A primary objective of the UK Government’s National Cyber Security Strategy is to make the UK a safer place to conduct business online and from 1 October 2014 all suppliers must be compliant with the new Cyber Essentials controls if bidding for government contracts which involve handling of sensitive and personal information and provision of certain technical products and services.

Cyber Essentials is the minimum requirement an organisation needs to implement to bid for public sector and MOD contracts.

Once a decision has been reached to proceed with a Cyber Essentials certification, a certifying body needs to be approved.

How to get your Business Certified

• The first stage in the certification process is to decide which level to certify against, either Cyber Essentials or Cyber Essentials Plus.
• Cyber Essentials – organisations complete a self-assessment questionnaire which is reviewed by an external Certifying Body.
• Cyber Essentials Plus – tests of an organisation’s systems are carried out by an external Certifying Body and help you achieve the required certification by providing guidance and feedback on your IT infrastructure.
• Both Cyber Essentials and Cyber Essentials Plus include a questionnaire which relates to security controls and the secure configuration of an organisation’s computing resources.

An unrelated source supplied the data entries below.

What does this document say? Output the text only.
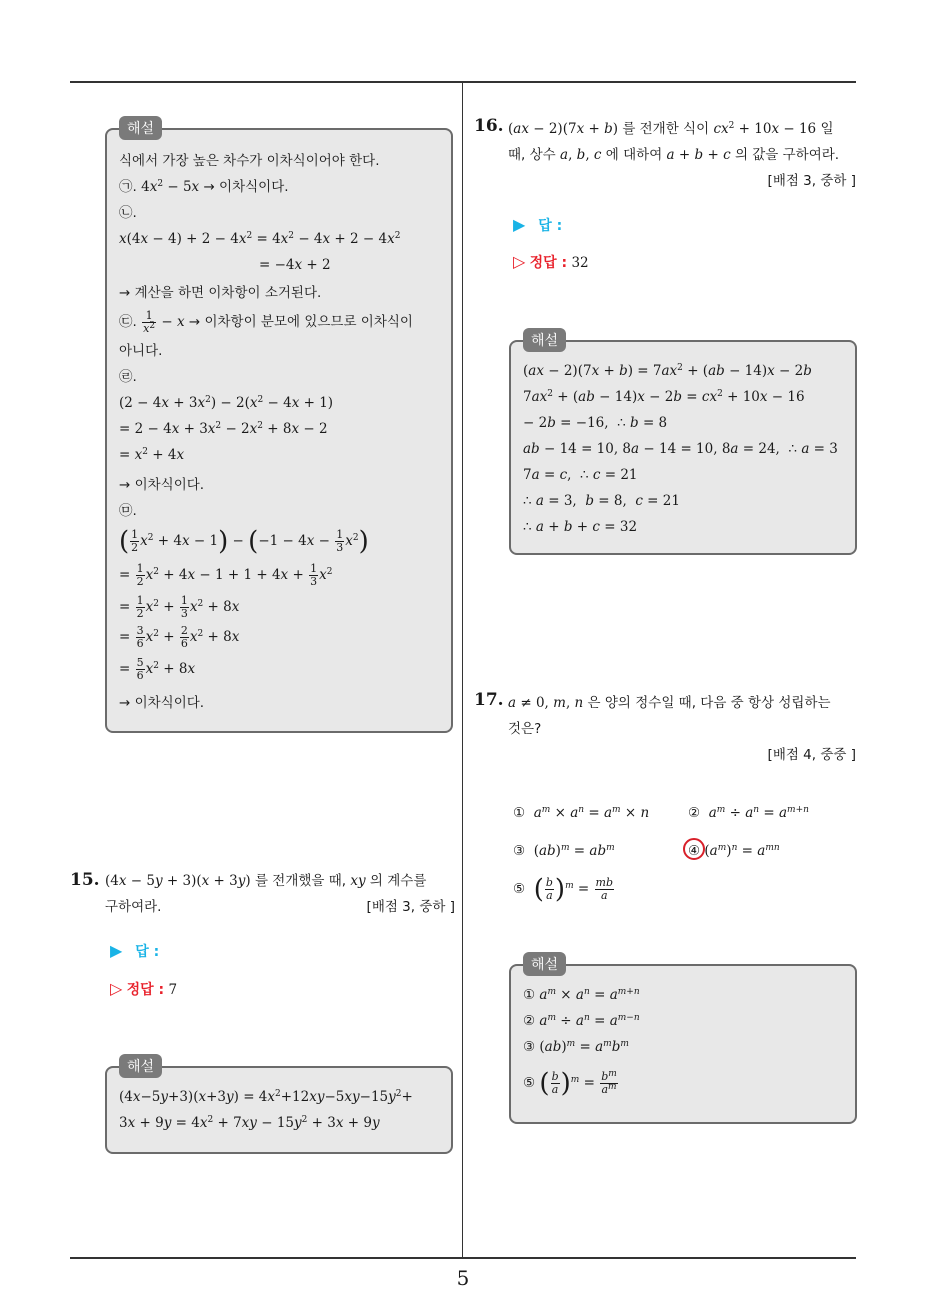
해설
식에서 가장 높은 차수가 이차식이어야 한다.
㉠. $4x^2 - 5x$ → 이차식이다.
㉡.
$x(4x - 4) + 2 - 4x^2 = 4x^2 - 4x + 2 - 4x^2$
= −4x + 2
→ 계산을 하면 이차항이 소거된다.
㉢. $\frac{1}{x^2} - x$ → 이차항이 분모에 있으므로 이차식이
아니다.
㉣.
$(2 - 4x + 3x^2) - 2(x^2 - 4x + 1)$
= $2 - 4x + 3x^2 - 2x^2 + 8x - 2$
= $x^2 + 4x$
→ 이차식이다.
㉤.
( $\frac{1}{2} x^2 + 4x - 1) - (-1 - 4x - \frac{1}{3} x^2)$
= $\frac{1}{2} x^2 + 4x - 1 + 1 + 4x + \frac{1}{3} x^2$
= $\frac{1}{2} x^2 + \frac{1}{3} x^2 + 8x$
= $\frac{3}{6} x^2 + \frac{2}{6} x^2 + 8x$
= $\frac{5}{6} x^2 + 8x$
→ 이차식이다.
15. (4x − 5y + 3)(x + 3y) 를 전개했을 때, xy 의 계수를
구하여라.	[배점 3, 중하 ]
▶ 답 :
▷ 정답 : 7
해설
$(4x-5y+3)(x+3y) = 4x^2+12xy-5xy-15y^2+$
$3x + 9y = 4x^2 + 7xy - 15y^2 + 3x + 9y$
16. (ax − 2)(7x + b) 를 전개한 식이 $cx^2 + 10x - 16$ 일
때, 상수 a, b, c 에 대하여 a + b + c 의 값을 구하여라.
[배점 3, 중하 ]
▶ 답 :
▷ 정답 : 32
해설
$(ax - 2)(7x + b) = 7ax^2 + (ab - 14)x - 2b$
$7ax^2 + (ab - 14)x - 2b = cx^2 + 10x - 16$
− 2b = −16,  ∴ b = 8
ab − 14 = 10, 8a − 14 = 10, 8a = 24,  ∴ a = 3
7a = c,  ∴ c = 21
∴ a = 3,  b = 8,  c = 21
∴ a + b + c = 32
17. a ≠ 0, m, n 은 양의 정수일 때, 다음 중 항상 성립하는
것은?
[배점 4, 중중 ]
① $a^m \times a^n = a^m \times n$	② $a^m \div a^n = a^{m+n}$
③  $(ab)^m = ab^m$	④ $(a^m)^n = a^{mn}$
⑤ ( $\frac{b}{a} )^m = \frac{mb}{a}$
해설
① $a^m \times a^n = a^{m+n}$
② $a^m \div a^n = a^{m-n}$
③ $(ab)^m = a^mb^m$
⑤ ( $\frac{b}{a} )^m = \frac{b^m}{a^m}$
5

Certifying Bodies also conduct a remote technical assessment at Cyber Essentials aimed at validating elements of the questionnaire.
• Cyber Essentials Plus is a more thorough assessment of the organisation and, as a result, may provide greater security assurance. However, it does come at an additional cost, which will factor into the decision making process. Ultimately the decision on which level to certify against will be influenced by an organisation’s cyber security stance and those of its business partners, suppliers and stakeholders.

Once an organisation has been assessed against the Cyber Essentials security criteria and passes, they will receive the relevant Cyber Essentials award (badge) based on the level of certification achieved, which demonstrates that they have achieved a fundamental level of cyber security. The process is very straightforward and should only take a few days.